Thermodynamic responses of bleed air on separated flow high by-pass turbofan engine under constant speed and constant thrust cases

Gas turbine engines, especially turbofan, have been famous for their fuel economy and reliability attributes. Therefore, these have continued to be manufactured by updating their features. Therefore, thermodynamic analyses related to turbofan engines have drawn great attention, providing deeper insight into potential improvements. New generation aircrafts have been conceived to draw bleed air as little as possible from their aero-engines so as to provide lower fuel consumption.
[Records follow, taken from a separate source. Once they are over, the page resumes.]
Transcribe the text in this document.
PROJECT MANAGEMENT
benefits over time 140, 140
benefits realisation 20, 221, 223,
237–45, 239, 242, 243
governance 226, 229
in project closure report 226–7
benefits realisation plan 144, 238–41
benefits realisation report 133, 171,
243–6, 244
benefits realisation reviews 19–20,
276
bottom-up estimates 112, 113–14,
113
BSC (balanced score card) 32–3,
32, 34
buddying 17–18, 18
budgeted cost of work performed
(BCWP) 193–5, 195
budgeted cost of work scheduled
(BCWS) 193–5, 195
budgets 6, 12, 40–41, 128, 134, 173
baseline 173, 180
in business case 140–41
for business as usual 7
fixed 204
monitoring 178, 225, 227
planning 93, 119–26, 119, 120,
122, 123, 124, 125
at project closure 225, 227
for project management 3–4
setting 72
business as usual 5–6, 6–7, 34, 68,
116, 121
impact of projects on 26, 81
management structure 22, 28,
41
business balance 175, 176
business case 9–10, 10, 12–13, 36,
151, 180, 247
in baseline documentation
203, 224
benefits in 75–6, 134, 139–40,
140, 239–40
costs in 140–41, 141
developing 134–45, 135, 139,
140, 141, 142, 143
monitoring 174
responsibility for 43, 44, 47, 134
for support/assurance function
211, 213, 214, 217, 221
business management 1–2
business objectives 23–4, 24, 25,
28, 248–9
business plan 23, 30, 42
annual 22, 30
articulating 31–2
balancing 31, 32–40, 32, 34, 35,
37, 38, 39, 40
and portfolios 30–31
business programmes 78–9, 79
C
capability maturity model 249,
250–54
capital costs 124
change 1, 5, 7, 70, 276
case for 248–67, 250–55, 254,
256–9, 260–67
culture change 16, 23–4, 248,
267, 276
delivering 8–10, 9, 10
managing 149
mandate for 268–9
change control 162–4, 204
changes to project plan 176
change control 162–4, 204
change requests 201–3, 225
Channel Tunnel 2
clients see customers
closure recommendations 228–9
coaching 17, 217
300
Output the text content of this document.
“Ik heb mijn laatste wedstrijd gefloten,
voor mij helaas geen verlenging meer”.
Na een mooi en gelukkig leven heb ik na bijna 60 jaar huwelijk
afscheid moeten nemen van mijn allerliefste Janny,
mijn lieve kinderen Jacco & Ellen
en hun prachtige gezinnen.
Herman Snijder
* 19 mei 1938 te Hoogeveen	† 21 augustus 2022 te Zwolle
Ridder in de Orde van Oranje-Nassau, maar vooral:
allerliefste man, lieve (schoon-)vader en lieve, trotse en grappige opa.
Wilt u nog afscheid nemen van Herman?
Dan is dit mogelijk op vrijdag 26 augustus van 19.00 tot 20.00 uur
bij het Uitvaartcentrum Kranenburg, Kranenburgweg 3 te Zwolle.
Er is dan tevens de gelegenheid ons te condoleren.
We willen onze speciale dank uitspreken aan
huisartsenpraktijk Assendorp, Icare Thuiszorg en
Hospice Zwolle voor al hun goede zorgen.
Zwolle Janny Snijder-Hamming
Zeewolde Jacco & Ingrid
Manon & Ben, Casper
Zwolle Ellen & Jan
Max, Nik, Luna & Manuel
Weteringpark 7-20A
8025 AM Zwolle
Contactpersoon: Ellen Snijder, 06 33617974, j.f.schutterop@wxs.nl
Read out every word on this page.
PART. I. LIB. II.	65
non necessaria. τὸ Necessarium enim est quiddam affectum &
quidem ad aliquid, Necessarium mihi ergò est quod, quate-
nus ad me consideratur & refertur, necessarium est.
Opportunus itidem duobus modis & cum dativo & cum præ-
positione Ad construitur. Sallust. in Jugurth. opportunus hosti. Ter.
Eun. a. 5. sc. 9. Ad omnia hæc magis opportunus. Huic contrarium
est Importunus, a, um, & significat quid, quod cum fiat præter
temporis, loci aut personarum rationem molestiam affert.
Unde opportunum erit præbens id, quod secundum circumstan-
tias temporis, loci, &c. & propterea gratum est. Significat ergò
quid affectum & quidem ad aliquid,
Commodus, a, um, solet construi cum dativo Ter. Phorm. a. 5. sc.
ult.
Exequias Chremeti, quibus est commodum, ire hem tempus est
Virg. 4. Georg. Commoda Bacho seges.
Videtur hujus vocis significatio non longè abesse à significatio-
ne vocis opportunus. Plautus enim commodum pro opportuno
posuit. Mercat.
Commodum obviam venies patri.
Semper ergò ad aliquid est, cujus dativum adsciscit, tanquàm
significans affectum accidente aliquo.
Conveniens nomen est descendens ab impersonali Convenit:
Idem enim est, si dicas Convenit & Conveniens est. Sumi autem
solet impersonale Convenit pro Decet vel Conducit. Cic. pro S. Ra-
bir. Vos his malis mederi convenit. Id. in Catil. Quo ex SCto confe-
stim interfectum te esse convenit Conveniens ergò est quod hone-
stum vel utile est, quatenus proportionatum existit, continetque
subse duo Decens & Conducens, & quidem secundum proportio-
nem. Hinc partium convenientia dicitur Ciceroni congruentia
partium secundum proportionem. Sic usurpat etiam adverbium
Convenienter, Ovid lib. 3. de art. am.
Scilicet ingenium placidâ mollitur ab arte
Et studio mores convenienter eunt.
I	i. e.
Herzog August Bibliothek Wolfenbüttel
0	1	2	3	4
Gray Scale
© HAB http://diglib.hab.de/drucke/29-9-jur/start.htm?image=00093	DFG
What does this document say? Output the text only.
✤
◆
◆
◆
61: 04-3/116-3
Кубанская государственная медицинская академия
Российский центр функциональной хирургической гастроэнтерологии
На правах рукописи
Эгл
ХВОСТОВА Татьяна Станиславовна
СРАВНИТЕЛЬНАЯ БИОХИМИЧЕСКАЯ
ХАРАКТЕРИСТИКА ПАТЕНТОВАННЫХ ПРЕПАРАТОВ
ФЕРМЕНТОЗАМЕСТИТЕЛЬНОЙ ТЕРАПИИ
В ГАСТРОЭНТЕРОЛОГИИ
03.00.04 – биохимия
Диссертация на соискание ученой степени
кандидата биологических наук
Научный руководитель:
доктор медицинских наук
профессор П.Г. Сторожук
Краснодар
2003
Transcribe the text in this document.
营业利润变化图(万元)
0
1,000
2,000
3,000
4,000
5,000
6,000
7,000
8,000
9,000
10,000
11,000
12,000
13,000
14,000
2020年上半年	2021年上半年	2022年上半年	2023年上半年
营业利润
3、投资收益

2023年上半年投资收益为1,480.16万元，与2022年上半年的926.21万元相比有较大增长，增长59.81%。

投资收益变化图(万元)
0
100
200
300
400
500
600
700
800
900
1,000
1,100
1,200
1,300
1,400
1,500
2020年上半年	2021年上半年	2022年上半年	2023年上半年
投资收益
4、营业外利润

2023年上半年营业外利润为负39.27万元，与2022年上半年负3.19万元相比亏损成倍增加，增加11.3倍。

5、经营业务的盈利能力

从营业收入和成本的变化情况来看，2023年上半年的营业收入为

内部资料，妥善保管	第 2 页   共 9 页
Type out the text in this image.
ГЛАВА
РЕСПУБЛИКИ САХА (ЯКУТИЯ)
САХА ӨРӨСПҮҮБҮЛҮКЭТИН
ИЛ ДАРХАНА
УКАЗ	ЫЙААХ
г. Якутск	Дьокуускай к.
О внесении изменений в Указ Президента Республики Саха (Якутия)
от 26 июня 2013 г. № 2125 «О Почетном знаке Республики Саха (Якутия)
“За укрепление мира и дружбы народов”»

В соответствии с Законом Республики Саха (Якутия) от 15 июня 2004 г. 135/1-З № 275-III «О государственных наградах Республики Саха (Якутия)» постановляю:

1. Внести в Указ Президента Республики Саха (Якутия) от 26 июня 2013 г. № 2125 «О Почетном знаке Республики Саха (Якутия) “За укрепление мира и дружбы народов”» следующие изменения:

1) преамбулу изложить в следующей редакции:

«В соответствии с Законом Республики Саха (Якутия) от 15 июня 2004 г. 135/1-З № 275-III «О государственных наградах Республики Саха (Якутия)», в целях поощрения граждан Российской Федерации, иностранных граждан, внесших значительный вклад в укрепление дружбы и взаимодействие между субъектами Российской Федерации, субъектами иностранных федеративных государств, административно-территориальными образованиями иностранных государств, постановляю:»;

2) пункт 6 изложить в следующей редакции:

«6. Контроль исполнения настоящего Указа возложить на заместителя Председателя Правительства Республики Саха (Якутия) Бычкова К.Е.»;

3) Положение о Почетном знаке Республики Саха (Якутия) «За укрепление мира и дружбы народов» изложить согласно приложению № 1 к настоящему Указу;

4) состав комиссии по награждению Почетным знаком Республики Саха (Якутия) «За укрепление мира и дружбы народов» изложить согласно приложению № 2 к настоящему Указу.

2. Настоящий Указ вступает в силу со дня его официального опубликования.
In this study, influences of bleed air ratio (BAR) ranging from 1 % to 6 % on high by-pass turbofan (HBT) engine are handled by considering constant speed (CS) and constant thrust (CT) cases. Specific fuel consumption of HBT engine changes between 20.68 g/kN and 22.25 g/kN at CT whereas varies between 20.63 g/kN and 21.9 g/kN at CS owing to variation of BAR. Moreover, exergy efficiency of HBT resides between 26.92 % and 25.02 % at CT while changes 26.99 % and 25.43 % at CS. It shows that to maintain thrust constant could slightly penalty the engine performance in terms of fuel efficiency. On the other hand, the higher BAR leads to lower exergy efficiency of the combustor, which changes 80.95 %–82.33 % ranges at CT and varies 80.77 %–82.31 % intervals at CS. Finally, improvement potential rate for the combustor is found higher 1 MW and increases with elevated BAR whereas that for other five components is measured less than 0.04 MW. It could be underscored that adverse effect of BAR for both cases is observed. It is thought that this study helps in observing what extent the engine is affected from usage of bleed air in terms of thermodynamic metrics.